Example 4: Rename a field across every row of a table

Record.RenameFields works on a single record, so to use it across a table you run it per row with Table.TransformRows, then turn the records back into a table with Table.FromRecords.

Here is the starting data:

fnamecity
AvaPune
BenDelhi
CaraMumbai

Rename the fname field to FirstName on each row:

let
Source = Excel.CurrentWorkbook(){[Name="People"]}[Content],
Renamed = Table.TransformRows(Source,each Record.RenameFields(_,{"fname","FirstName"})),
Back = Table.FromRecords(Renamed)
in
Back

Each row was a record, so Record.RenameFields renamed its fname field the same way it did the single records above.

The result keeps the same values, with the column now named FirstName:

FirstNamecity
AvaPune
BenDelhi
CaraMumbai

For a whole table like this, Table.RenameColumns is the simpler one-liner. The per-row trick is mainly for when you are already working inside records.

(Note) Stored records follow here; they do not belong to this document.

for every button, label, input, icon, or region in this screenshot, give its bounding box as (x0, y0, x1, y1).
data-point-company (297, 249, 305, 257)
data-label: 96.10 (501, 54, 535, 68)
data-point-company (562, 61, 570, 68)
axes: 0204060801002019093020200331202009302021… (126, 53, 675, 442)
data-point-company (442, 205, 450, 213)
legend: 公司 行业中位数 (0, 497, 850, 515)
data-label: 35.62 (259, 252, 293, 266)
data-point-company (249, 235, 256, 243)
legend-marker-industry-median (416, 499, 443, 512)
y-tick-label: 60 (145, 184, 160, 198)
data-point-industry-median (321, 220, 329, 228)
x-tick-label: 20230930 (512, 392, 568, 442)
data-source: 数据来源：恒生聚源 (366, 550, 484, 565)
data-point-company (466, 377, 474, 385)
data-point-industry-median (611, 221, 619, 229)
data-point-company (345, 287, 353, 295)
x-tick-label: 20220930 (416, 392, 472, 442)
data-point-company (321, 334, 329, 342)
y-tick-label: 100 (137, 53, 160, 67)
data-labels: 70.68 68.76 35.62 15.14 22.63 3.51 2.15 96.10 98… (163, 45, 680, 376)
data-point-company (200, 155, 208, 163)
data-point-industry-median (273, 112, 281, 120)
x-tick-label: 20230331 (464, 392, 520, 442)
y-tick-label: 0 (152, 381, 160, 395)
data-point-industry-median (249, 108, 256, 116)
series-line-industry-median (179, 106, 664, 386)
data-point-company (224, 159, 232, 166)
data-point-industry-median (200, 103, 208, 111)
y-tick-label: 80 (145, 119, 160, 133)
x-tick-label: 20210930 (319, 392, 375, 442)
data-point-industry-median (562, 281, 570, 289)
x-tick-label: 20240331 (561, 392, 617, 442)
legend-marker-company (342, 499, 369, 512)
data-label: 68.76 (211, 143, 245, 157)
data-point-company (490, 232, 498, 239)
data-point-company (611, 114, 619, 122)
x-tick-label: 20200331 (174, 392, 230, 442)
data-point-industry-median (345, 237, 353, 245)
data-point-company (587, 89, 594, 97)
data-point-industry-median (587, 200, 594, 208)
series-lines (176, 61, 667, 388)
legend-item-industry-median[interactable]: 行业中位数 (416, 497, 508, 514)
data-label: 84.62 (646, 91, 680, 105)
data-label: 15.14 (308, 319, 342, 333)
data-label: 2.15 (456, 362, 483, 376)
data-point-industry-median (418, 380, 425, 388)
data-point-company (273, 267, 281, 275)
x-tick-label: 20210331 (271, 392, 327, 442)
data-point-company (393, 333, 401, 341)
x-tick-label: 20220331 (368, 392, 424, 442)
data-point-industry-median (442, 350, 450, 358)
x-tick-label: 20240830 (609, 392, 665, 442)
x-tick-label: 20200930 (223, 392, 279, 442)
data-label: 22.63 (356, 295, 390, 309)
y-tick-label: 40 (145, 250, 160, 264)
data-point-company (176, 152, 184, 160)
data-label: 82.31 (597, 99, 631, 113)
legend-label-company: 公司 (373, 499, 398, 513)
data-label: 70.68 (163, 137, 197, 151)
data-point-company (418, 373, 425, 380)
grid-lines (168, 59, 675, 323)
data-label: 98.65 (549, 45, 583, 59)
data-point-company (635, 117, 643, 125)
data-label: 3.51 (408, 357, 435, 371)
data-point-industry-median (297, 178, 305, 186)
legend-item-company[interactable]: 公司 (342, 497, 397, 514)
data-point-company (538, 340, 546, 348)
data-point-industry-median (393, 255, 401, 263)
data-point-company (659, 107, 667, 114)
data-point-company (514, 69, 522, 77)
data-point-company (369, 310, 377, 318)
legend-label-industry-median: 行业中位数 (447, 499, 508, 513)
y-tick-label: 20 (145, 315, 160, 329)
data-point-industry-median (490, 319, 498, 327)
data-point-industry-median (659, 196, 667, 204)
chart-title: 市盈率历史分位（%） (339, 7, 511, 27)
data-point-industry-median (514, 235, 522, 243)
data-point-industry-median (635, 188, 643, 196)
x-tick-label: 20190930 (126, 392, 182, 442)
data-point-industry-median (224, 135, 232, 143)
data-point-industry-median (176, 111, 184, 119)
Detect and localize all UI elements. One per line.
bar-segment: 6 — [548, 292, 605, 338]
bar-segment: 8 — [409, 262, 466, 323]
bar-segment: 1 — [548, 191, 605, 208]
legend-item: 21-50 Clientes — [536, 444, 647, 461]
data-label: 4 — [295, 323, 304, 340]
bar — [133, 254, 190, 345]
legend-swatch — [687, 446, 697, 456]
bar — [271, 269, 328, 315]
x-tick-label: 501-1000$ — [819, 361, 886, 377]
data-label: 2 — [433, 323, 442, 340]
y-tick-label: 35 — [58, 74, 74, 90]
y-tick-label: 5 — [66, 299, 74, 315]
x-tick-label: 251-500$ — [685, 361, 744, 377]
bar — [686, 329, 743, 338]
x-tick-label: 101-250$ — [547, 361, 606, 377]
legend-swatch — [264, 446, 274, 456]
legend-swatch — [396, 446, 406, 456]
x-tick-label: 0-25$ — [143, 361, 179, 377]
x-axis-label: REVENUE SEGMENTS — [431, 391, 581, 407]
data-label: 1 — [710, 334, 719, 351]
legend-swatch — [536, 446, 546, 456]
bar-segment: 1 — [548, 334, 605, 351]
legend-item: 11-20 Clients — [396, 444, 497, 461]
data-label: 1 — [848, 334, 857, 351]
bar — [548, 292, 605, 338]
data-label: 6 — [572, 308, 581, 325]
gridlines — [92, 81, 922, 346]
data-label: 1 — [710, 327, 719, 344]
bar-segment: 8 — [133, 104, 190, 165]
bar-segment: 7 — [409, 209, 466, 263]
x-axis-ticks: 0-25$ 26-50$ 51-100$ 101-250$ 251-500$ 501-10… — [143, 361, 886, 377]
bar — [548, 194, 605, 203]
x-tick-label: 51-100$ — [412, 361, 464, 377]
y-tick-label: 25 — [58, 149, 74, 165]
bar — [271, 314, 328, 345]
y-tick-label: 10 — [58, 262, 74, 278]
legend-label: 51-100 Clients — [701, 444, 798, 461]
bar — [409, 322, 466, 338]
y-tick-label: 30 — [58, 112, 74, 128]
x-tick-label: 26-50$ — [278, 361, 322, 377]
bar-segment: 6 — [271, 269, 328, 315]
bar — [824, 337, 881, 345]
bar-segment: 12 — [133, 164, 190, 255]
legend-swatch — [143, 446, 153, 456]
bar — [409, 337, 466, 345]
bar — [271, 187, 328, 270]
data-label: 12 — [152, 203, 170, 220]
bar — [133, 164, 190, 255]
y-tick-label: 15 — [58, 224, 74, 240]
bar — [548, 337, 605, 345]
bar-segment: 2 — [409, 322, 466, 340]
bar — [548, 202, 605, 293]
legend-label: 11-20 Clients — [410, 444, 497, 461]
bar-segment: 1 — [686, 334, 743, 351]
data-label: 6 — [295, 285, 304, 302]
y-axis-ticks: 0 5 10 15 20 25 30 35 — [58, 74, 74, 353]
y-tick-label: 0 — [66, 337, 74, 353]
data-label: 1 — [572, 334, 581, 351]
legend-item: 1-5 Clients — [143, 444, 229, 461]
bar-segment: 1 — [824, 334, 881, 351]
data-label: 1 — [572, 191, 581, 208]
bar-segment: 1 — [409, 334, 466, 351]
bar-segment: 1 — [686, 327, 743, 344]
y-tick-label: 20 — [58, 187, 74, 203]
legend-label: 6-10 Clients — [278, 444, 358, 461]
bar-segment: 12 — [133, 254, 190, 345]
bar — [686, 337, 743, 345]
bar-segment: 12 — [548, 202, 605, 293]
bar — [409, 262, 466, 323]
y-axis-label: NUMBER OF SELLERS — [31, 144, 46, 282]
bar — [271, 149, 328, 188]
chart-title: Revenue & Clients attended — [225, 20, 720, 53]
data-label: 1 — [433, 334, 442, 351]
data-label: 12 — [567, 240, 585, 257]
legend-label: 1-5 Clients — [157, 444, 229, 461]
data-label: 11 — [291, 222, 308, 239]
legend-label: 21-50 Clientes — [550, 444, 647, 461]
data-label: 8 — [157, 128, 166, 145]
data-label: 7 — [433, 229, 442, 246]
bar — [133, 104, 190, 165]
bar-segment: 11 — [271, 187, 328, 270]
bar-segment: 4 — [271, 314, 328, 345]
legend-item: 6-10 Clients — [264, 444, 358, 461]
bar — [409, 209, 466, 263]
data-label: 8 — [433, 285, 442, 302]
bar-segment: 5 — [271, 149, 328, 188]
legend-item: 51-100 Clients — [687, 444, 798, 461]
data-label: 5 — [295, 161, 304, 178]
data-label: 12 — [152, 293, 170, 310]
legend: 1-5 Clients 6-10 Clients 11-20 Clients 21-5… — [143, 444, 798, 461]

Things to keep in mind with Record.RenameFields

  • Single rename is flat, multiple is nested. One rename is {"old","new"}. Two or more must be {{"o1","n1"},{"o2","n2"}}. Passing several names in one flat list is the most common mistake.
  • Old name comes first, new name second. Each pair reads {old,new}. Reversing them renames the wrong way or errors if the “new” name is not actually in the record.
  • Field names are case-sensitive. "Fname" will not match a field called fname, so it counts as missing and throws unless you pass MissingField.Ignore.
  • A missing field throws by default. Renaming a field the record does not have raises Expression.Error: The field 'X' of the record wasn't found. Pass MissingField.Ignore to skip it.
  • For a whole table, use Table.RenameColumns. It renames columns across every row directly, no per-row record handling needed.
  • It renames, it does not subset. Every field stays in the result. To read a single renamed value back out, reach for Record.Field with the new name.

Common questions about Record.RenameFields

What is the difference between Record.RenameFields and Table.RenameColumns?

Record.RenameFields renames fields in one record at a time, while Table.RenameColumns renames columns across an entire table. Use the record version when you are inside a single row, and the table version for the whole dataset.

Does renaming a field move it to the end of the record?

No. The renamed field keeps its original position. Only its name changes, so the field order you see in the result matches the input.